Source: IRESS
The S&P 500 index in the United States has been trading in a strong uptrend since March 2020, posting a fresh record high of 4,257 on June 15.
On Wednesday, June 16, the index lost ground and headed solidly lower after the Federal Reserve signalled that policy makers expect rates to rise earlier than previously expected by pencilling in two increases by the end of 2023.
The uptrend has slowed over the past four months; however, the price structure remains constructive at this point and as long as support of 4,056 holds, the secondary uptrend remains intact.
The 423.60% Fibonacci retracement ratio measured from the December 2007 high to the March 2009 low shows the first major resistance for the primary uptrend arises around 4,500, therefore, we see a good probability of the index reclaiming this level.
While the daily Relative Strength Index (RSI) indicator remains in its bull-market range at this time, the weekly and daily readings are overbought and we have a clear formation of a bearish divergence over the past two months on the daily chart, which suggests the pace of the uptrend is likely to moderate in coming months.

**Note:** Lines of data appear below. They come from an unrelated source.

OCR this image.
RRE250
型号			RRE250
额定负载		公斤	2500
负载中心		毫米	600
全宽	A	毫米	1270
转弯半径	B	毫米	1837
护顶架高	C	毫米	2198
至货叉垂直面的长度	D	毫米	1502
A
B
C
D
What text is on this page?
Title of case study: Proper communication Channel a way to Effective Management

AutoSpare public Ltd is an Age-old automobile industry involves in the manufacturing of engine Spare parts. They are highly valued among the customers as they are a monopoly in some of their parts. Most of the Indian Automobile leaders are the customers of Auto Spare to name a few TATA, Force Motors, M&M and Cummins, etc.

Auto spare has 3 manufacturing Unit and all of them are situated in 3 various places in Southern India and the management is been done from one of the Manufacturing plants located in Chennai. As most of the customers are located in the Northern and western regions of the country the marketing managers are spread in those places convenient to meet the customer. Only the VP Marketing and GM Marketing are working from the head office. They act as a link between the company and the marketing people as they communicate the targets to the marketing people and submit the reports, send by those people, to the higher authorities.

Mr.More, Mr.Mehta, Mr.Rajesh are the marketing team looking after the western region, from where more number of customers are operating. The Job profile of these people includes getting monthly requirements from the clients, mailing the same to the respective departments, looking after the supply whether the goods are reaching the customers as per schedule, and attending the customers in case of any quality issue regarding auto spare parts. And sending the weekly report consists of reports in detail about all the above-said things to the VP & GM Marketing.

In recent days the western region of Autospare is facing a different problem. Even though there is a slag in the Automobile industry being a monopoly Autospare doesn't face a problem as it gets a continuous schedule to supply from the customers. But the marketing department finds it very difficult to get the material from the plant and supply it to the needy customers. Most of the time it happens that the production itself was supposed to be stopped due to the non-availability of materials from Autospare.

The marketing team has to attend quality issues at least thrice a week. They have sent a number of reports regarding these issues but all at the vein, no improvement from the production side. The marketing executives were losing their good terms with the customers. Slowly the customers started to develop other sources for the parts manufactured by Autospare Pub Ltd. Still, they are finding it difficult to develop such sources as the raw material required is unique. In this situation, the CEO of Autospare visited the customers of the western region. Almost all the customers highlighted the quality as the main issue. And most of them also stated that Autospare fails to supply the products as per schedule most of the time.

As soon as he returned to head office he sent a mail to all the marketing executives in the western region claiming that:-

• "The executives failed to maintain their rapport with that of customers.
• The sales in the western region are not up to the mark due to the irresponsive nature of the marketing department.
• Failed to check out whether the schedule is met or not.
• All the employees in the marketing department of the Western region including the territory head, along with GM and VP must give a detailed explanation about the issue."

Overall, the index is overbought on a weekly and monthly basis, which is the first red light flashing on the chart, showing the market is expensive and warning investors that some caution is required.
Despite the overbought momentum conditions, we don’t see a reversal of the uptrend yet and as long as support of 4,056 is intact, we are of the view that the index may overshoot to 4,500 in the next 6 to 12 months, before a deeper decline takes place.